Payment processing companies provide the full service to allow merchants to accept credit cards or debit cards. Some of the more advanced payment processing companies allow processing with multiple currencies, cryptocurrencies, PayPal, and other progressive payment methods.
Payment processing companies in the value chain
There are many names that payment processors are sometimes called generically such as acquirers, aggregators, merchant service providers, processors, payment providers, and several others. Although it’s a simplified version, the key players in the value chain are shown in the image below.
Payment processors are generally thought of as the service provider, depicted next to the merchant below. Payment processors are the ones that work directly with the merchant to set up their payment processing account. The service provides provides the sales and support of all software and hardware needed for payment processing.
Technically, the acquirer takes on the risk for a merchant account, but the service provider is the one who interacts with the merchant. It is possible that the acquirer is both the service provider and the acquirer. In this case, the merchant interacts with the acquirer. The level of service should not be impacted if the service provider and acquirer are combined.

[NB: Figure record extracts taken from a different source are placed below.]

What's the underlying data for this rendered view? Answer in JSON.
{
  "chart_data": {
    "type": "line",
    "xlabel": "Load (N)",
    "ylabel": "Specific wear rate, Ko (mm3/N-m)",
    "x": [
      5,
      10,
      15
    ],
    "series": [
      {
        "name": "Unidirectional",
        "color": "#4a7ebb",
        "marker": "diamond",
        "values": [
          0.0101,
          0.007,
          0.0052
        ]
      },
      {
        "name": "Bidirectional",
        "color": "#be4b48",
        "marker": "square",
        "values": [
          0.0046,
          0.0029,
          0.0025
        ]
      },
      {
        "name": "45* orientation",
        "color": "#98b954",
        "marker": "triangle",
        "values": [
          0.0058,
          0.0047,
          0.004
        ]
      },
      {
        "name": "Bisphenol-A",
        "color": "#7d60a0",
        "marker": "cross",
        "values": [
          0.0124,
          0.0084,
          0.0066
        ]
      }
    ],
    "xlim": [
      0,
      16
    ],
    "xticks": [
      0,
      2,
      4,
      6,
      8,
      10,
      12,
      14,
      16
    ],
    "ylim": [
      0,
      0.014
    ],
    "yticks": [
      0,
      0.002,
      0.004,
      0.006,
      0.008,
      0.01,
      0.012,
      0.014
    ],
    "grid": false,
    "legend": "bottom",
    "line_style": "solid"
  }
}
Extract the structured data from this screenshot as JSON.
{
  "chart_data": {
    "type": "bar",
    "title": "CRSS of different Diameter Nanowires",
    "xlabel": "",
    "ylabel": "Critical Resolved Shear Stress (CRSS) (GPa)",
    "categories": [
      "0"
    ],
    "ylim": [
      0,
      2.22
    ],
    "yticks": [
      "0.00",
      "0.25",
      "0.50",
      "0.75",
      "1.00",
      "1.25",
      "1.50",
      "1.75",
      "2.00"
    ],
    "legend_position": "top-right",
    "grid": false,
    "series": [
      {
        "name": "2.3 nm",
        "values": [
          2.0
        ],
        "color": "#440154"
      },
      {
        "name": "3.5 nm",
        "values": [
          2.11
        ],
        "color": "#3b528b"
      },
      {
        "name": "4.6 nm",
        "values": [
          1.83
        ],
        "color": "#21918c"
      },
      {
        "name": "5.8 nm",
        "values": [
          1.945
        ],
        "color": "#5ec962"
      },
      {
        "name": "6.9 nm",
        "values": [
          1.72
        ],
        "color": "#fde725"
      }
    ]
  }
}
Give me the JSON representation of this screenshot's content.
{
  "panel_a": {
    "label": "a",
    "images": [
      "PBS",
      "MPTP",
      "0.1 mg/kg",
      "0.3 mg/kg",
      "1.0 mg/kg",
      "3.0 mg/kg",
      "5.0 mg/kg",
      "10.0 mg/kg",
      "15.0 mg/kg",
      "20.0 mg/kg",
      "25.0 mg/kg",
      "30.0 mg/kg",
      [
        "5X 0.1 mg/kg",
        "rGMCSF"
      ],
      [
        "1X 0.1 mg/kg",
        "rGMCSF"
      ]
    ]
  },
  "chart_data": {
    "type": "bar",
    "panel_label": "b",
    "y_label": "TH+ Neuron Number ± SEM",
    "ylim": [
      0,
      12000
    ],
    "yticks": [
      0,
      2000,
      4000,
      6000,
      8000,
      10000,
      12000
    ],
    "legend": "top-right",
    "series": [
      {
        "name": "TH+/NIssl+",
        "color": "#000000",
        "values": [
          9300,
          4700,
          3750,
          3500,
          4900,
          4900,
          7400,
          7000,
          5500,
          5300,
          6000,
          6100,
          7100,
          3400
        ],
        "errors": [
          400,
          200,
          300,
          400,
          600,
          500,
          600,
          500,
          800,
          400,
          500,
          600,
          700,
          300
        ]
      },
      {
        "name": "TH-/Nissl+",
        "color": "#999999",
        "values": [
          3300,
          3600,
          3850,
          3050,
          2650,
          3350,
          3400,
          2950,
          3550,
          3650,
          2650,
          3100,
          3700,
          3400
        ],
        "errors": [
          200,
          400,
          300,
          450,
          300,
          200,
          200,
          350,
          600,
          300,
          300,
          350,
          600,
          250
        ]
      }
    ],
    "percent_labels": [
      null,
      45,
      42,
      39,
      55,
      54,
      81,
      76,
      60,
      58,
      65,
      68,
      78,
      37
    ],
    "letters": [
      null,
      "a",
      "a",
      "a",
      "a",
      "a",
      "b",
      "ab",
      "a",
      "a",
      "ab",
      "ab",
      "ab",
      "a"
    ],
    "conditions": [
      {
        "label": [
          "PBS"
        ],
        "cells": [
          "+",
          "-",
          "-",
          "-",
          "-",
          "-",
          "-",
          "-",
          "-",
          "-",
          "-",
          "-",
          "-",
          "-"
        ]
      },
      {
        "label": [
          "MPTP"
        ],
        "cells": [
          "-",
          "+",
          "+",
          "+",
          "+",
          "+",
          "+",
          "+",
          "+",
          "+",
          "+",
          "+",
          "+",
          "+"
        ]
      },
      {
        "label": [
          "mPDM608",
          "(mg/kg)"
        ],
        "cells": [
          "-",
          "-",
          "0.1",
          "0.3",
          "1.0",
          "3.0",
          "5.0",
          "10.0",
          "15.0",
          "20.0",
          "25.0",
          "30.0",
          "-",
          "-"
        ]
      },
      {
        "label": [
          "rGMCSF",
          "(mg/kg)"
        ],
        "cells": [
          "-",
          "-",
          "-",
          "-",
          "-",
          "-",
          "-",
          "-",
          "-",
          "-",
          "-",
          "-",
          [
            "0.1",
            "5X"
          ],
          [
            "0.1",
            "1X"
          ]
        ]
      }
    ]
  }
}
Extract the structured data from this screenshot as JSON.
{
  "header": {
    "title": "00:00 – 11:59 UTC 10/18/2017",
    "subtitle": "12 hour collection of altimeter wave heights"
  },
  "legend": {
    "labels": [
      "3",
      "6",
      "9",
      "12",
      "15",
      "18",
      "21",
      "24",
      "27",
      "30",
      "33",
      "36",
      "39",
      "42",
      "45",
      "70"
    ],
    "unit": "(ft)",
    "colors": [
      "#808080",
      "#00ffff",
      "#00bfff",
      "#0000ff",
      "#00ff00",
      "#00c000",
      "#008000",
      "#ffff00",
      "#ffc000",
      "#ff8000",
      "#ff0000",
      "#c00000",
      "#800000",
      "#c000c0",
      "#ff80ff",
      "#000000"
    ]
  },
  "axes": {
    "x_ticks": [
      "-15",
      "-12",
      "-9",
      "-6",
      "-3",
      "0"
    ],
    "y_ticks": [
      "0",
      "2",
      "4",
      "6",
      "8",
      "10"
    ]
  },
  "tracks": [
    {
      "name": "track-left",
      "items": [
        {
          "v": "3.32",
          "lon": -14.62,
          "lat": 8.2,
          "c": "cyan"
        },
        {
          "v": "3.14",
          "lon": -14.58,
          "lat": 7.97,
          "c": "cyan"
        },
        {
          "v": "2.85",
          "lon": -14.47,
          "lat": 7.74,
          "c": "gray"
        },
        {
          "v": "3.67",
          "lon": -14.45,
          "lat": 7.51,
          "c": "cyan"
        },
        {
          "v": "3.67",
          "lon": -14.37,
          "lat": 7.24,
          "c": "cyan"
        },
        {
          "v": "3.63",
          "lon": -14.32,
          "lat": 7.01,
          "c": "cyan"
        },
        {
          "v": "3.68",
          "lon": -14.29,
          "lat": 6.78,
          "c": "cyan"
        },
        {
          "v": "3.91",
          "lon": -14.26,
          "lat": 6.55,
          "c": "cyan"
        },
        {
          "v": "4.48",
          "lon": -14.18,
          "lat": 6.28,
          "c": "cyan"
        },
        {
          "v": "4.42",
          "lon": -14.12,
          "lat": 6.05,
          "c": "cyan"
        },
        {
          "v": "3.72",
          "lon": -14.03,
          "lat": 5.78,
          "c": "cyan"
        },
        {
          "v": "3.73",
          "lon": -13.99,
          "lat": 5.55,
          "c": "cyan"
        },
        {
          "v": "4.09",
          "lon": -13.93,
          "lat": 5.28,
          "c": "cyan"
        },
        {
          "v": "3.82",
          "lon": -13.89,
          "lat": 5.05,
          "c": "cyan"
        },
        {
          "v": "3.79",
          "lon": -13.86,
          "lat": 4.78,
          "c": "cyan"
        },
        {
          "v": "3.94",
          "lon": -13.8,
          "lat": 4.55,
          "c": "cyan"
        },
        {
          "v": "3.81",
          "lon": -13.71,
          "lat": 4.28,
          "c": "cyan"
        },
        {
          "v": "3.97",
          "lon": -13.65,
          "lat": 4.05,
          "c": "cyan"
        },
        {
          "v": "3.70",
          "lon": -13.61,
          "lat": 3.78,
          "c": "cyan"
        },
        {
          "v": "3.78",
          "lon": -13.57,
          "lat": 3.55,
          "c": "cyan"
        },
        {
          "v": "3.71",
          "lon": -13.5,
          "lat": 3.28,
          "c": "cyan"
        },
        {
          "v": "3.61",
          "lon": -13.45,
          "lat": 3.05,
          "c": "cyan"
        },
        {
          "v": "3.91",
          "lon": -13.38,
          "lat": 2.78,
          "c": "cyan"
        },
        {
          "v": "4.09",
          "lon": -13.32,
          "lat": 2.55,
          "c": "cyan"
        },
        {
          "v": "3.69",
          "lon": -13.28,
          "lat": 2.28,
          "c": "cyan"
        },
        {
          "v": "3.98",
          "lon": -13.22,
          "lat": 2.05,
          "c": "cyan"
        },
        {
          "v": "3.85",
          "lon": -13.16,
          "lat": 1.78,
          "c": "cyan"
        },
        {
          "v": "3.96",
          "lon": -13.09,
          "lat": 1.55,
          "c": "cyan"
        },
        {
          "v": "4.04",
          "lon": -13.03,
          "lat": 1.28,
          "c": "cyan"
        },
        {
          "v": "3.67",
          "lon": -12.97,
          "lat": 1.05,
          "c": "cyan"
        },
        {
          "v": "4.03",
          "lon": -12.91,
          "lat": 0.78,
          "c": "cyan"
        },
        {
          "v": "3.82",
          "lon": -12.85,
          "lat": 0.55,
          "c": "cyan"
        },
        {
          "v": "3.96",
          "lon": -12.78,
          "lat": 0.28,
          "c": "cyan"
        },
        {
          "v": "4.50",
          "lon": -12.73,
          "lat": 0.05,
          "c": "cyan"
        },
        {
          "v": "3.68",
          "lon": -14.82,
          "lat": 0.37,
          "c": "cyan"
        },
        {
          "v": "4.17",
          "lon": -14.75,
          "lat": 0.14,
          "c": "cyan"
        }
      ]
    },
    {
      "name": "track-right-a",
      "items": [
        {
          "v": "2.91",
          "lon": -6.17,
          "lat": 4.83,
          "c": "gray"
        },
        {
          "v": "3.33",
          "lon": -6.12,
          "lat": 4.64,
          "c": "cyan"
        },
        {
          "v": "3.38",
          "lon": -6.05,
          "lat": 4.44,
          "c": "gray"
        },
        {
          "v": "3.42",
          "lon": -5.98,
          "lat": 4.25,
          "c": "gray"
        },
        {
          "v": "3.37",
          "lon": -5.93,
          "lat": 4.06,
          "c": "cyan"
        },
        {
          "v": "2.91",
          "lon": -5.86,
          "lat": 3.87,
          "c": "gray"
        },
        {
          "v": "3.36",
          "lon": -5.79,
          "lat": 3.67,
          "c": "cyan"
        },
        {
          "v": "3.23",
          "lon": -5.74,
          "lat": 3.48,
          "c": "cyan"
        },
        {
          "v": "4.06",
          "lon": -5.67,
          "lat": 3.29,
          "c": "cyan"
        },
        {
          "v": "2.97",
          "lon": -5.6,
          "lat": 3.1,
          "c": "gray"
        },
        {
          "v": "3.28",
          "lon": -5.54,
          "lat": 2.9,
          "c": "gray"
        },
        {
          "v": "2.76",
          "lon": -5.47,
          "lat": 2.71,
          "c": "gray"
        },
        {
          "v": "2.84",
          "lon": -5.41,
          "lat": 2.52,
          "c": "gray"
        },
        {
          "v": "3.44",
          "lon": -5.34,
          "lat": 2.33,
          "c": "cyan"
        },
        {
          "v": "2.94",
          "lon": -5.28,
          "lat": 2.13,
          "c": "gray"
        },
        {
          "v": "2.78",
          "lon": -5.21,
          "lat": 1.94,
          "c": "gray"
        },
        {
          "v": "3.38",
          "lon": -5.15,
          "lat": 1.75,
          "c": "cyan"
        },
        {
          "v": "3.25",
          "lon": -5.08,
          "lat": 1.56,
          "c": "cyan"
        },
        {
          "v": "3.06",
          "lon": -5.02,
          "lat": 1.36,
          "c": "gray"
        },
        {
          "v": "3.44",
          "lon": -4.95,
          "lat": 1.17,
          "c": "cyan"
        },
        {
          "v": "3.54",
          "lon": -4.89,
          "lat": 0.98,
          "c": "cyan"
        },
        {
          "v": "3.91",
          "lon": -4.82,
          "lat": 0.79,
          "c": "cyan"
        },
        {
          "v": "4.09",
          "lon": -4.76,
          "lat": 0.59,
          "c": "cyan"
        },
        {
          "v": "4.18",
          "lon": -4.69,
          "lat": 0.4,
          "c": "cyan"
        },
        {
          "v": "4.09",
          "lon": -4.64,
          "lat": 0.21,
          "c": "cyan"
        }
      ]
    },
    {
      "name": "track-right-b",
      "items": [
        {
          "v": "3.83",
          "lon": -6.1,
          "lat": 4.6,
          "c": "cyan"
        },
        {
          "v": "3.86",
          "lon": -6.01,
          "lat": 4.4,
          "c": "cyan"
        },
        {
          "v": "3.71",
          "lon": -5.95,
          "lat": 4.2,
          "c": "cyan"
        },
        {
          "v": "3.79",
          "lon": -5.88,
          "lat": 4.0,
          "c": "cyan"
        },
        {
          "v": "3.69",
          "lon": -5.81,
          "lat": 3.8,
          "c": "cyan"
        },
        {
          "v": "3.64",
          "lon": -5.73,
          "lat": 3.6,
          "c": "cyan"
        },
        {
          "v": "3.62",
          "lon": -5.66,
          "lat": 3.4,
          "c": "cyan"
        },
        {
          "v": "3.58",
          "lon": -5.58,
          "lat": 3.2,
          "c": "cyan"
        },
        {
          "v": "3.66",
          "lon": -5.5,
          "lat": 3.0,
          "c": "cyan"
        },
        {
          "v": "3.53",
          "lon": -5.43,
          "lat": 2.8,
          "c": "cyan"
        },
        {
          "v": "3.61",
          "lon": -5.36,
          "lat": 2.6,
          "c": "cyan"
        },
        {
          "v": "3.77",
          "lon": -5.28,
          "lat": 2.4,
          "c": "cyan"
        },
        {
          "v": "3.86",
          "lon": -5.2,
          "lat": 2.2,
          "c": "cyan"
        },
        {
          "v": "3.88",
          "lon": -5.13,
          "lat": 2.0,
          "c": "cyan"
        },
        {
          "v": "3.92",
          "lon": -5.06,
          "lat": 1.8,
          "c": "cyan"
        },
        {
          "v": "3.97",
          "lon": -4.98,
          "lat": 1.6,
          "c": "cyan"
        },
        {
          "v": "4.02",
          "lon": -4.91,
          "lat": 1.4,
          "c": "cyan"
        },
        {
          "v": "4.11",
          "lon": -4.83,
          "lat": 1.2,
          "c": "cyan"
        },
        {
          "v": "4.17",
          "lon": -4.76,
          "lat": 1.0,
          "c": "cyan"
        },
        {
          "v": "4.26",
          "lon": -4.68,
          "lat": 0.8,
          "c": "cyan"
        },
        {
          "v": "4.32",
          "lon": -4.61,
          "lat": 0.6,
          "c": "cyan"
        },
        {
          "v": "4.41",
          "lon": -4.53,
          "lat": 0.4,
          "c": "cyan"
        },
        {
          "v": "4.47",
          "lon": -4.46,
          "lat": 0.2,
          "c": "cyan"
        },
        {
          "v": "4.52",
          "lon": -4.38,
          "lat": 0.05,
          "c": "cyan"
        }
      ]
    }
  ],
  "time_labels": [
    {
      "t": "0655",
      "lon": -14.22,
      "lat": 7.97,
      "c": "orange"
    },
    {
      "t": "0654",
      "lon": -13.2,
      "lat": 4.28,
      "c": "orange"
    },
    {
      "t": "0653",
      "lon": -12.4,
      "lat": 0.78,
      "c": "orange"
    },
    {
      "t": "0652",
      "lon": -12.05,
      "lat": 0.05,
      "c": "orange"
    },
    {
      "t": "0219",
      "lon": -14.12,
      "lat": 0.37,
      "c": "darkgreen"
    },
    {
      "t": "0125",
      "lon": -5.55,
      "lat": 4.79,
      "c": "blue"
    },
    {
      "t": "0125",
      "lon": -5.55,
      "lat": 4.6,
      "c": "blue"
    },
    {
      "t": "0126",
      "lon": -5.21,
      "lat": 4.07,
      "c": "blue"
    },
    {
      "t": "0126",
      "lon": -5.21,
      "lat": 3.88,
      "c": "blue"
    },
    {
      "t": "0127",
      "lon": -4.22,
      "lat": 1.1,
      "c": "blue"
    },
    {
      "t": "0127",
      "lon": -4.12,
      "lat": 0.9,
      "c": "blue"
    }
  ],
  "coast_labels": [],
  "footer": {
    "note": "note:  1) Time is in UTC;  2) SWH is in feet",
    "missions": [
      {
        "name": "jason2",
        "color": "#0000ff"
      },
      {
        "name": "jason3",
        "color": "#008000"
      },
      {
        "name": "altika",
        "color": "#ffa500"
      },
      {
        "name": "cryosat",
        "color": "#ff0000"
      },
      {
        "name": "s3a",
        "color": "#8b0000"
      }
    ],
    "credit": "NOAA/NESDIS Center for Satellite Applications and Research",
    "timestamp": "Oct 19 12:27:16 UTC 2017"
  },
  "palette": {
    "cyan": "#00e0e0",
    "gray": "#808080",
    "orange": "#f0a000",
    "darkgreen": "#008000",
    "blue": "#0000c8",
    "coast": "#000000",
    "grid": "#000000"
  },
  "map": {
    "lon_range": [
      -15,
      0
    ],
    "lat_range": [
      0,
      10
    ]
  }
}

Acquirers take risk in credit card processing. When we refer to “risk” in payment processing, it means the risk that a credit card payment has been made, but the merchant is unable to deliver the product or service. When this occurs, the consumer will get their money back from the processor. If the merchant is unable to then pay the payment processor back, possibly because they went out of business, the acquirer has to pay the funds. That is the risk.
Choosing the best payment processing company
There is an incredible variety of payment processors. If you’re looking for a payment processor, there is no shortage of options. The amount that people spend using credit cards in North America is over $3 trillion. Payment processing is a huge industry so there are many players.
To keep things simple, there are two main buckets of payment processors. You can go with an aggregator or you can go with a merchant account provider. Based on the characteristics below, you can choose the best option for you.
- Simple to sign up for and it only takes minutes.
- You are automatically combined with many other businesses to share a merchant account.
- There is generally a higher likelihood of your funds being held.
- You will generally get less personalized and lower amounts of customer support.
- Fees are overall cheaper when processing few transactions that are a large size.
- Generally best for small businesses doing less than $100,000 per year.
- Examples are Stripe, Square, PayPal, etc.
Merchant Account Providers
- Takes a day or so to get approved and set up to go.
- There are lower fees relative to aggregators the higher the amount you process.
- You will likely get higher levels of personalized and accessible customer support.
- You will get more options and flexibility in the choice of payment software and hardware.
- Generally best for businesses selling $100,000 per year or more and medium to large businesses.
- Examples are Clearly Payments, Moneris, Chase, etc.
Overall, choosing the best payment processor depends on your monthly processing amount and depends on your priorities for customer support and software/hardware needs. When you are signing up, make sure you look into the overall effective rate you will pay and ensure you are not locked into a term.